III. Como vemos, el proceso de comprensión de un texto tiende, a la larga, a “integrar al lector en lo que dice el texto”, lo que produce una suerte de “desaparición” del texto original (siempre según la opinión de Gadamer). Llevado esto al ámbito de la hermenéutica jurídica, resultará entonces que no tiene tanta relevancia como parecía en un principio, la distinción entre una interpretación literal o legalista, u originalista, y otra/s histórica, contextual, o semántica, en tanto más o menos vinculada al texto a aplicar. Ello toda vez que, aún en el primer caso (aparente apego a la literalidad estricta), la nueva lectura con el auxilio del intérprete, ha de provocar, en algún sentido, que aquel texto “original” desaparezca. Y lo mismo ocurre, de modo más evidente aún, cuando la oscuridad del texto requiere de la utilización de recursos como la invocación de principios jurídicos, derechos humanos fundamentales, garantías constitucionales, etc., para recién después arribar a la aplicación concreta de la norma.

En nuestro país, Enrique Marí destacaba respecto al derecho y su interpretación, la semejanza con la literatura, y especialmente con la corriente alemana conocida como “Estética de la recepción”. La literatura, enseñaba este autor, es una función de la conservación y de la transmisión espiritual, que aporta la historia que se oculta en ella. Pero hay que entender bien esta función, ya que no se limita a conservar lo que hay, sino que la reconoce como patrón y lo transmite como modelo. Está siempre referida al receptor.

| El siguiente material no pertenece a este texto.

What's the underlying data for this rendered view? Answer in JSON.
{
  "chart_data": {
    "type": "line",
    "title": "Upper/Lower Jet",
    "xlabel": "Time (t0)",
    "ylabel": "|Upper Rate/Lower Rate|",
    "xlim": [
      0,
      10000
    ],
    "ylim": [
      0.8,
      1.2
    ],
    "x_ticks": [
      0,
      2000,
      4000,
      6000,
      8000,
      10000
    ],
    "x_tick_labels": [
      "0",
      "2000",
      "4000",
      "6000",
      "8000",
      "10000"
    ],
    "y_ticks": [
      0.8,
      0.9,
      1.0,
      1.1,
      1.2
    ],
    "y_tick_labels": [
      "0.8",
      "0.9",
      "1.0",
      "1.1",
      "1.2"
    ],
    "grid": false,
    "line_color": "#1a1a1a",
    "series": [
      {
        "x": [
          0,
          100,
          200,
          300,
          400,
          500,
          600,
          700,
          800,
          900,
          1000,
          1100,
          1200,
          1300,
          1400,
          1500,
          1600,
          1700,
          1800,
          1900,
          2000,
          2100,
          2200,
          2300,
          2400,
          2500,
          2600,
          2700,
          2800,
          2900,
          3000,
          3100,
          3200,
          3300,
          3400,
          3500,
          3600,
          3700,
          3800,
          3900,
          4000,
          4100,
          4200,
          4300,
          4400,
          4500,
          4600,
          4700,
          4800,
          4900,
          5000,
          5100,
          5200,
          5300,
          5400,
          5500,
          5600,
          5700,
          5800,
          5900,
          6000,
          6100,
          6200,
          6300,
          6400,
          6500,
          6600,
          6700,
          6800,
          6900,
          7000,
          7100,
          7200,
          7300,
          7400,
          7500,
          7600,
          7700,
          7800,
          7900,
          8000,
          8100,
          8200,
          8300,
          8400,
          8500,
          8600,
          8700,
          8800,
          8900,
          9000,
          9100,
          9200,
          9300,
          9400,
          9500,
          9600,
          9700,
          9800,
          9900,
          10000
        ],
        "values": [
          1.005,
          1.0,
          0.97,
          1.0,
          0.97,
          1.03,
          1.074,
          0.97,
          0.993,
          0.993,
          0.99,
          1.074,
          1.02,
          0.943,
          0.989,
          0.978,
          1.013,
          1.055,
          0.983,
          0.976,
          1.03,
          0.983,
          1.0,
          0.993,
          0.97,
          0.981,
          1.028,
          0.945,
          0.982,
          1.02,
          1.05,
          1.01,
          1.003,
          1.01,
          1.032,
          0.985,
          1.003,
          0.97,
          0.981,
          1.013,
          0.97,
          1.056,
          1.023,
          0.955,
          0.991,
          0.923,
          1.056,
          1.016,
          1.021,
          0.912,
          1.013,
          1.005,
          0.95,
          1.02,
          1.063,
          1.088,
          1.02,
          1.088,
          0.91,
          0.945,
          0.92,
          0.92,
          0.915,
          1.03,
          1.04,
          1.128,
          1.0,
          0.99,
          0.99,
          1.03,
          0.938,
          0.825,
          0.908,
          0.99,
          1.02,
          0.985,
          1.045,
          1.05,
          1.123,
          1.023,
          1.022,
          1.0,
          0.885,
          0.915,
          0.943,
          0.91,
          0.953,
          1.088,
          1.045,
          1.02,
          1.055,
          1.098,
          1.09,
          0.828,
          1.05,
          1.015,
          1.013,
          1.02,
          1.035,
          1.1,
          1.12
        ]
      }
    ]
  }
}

Lo mismo ocurre con el derecho y su interpretación, en donde también aparece un lector con un texto ante sus ojos; pero sin que aquel lea simplemente lo que el texto pone en el pasado para él, conforme a su sentido originario, ya que en toda lectura jurídica tiene lugar una aplicación y, por lo tanto, el que lee un texto se encuentra también él “dentro del mismo, conforme al sentido que persigue a novo”. Por razones jurídicas es necesario reflexionar sobre el cambio histórico, ya que solo este permite distinguir entre el sentido original del contenido de una ley, y el que se aplica en la praxis jurídica.

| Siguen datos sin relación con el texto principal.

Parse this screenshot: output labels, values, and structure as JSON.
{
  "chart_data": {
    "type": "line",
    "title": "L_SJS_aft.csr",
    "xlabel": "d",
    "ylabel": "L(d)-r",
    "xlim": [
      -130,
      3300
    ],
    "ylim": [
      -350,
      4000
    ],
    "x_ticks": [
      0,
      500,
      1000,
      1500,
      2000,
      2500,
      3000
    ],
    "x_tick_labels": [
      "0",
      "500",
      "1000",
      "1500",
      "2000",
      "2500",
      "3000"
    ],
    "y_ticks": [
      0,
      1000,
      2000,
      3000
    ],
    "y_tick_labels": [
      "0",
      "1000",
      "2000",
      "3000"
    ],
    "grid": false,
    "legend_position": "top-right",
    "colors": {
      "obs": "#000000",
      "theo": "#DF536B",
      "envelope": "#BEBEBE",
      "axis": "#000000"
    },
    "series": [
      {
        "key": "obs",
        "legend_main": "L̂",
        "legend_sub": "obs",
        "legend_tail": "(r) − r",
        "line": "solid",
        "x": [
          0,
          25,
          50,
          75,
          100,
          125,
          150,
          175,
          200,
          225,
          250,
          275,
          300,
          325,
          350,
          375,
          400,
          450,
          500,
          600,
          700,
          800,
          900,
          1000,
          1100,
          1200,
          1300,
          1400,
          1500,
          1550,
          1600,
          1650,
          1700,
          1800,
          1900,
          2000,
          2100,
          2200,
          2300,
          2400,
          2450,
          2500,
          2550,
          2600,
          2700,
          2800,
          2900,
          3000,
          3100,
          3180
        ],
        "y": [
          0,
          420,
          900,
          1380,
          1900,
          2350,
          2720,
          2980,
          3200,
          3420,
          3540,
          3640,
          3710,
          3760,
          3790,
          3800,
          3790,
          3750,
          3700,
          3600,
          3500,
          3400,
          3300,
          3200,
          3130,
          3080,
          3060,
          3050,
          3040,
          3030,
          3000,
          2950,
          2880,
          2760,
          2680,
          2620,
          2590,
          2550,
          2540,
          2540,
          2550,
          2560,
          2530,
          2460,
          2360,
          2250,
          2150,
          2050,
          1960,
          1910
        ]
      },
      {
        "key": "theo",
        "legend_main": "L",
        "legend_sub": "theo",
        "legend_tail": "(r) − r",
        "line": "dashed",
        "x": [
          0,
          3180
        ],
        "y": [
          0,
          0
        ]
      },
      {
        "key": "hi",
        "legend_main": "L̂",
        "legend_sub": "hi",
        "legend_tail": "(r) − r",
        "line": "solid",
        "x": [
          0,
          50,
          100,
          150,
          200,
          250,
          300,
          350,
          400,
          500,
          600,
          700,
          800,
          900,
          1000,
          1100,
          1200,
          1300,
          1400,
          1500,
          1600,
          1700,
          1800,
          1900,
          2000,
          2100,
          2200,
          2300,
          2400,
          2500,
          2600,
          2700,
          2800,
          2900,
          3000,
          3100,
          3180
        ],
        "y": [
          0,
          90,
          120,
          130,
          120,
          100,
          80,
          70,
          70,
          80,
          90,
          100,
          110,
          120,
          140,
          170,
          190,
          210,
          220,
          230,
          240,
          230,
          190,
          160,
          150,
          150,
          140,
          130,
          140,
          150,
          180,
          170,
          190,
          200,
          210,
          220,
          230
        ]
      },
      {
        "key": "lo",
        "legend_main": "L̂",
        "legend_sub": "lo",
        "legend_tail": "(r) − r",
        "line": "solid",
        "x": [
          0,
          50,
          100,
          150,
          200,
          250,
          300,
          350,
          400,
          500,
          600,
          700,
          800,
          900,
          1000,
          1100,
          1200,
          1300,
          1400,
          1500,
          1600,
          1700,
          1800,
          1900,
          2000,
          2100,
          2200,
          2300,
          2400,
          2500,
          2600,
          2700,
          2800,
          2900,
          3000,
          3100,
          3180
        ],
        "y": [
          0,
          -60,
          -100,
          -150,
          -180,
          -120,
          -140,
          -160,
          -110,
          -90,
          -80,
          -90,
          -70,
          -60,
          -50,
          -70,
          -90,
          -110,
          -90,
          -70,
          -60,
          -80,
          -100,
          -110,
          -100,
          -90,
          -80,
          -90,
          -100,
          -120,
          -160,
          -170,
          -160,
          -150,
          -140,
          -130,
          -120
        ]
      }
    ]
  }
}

Aclara finalmente este autor, que ello no quiere decir que el jurista no se refiera siempre a la ley en sí misma, sino que su contenido normativo tiene que determinarse respecto al caso en que acaece la aplicación. Y aunque no cabe prescindir de un conocimiento histórico del “sentido originario”, no está obligado a sujetarse a lo que los protocolos parlamentarios le enseñarían respecto a la intención de los que elaboraron la ley. Por el contrario, tiene que admitir que las circunstancias han ido cambiando, y que entonces la función normativa de la ley debe ir “determinándose de nuevo”.

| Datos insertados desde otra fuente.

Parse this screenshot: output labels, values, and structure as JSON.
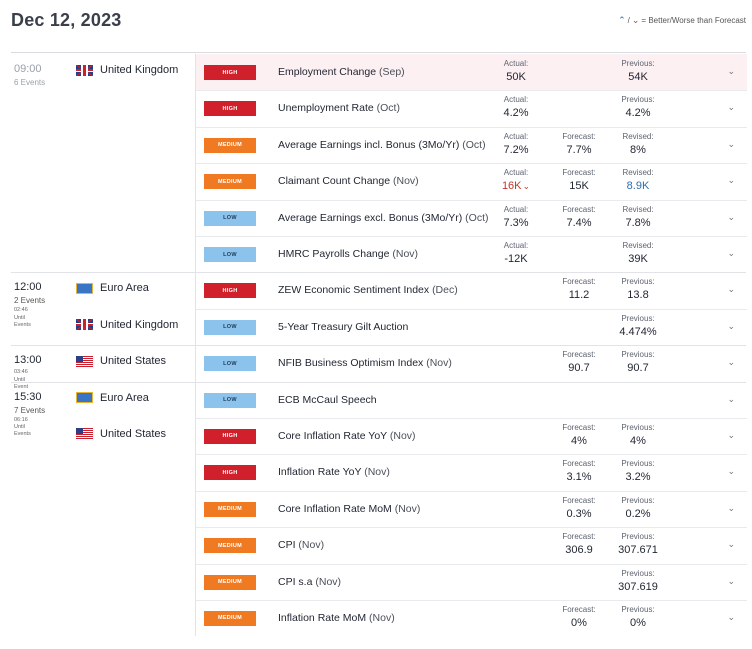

Pareciera entonces que, en este marco, ya no encuentra asidero el reproche antiguamente formulado por Platón, a las palabras escritas que, aunque parezcan vivas, si se las interroga, “callan con gran solemnidad”; y si se les pregunta con el afán de informarse sobre algo de lo dicho, expresan tan solo una cosa que siempre es la misma” (citado por Perfecto Andrés Ibáñez).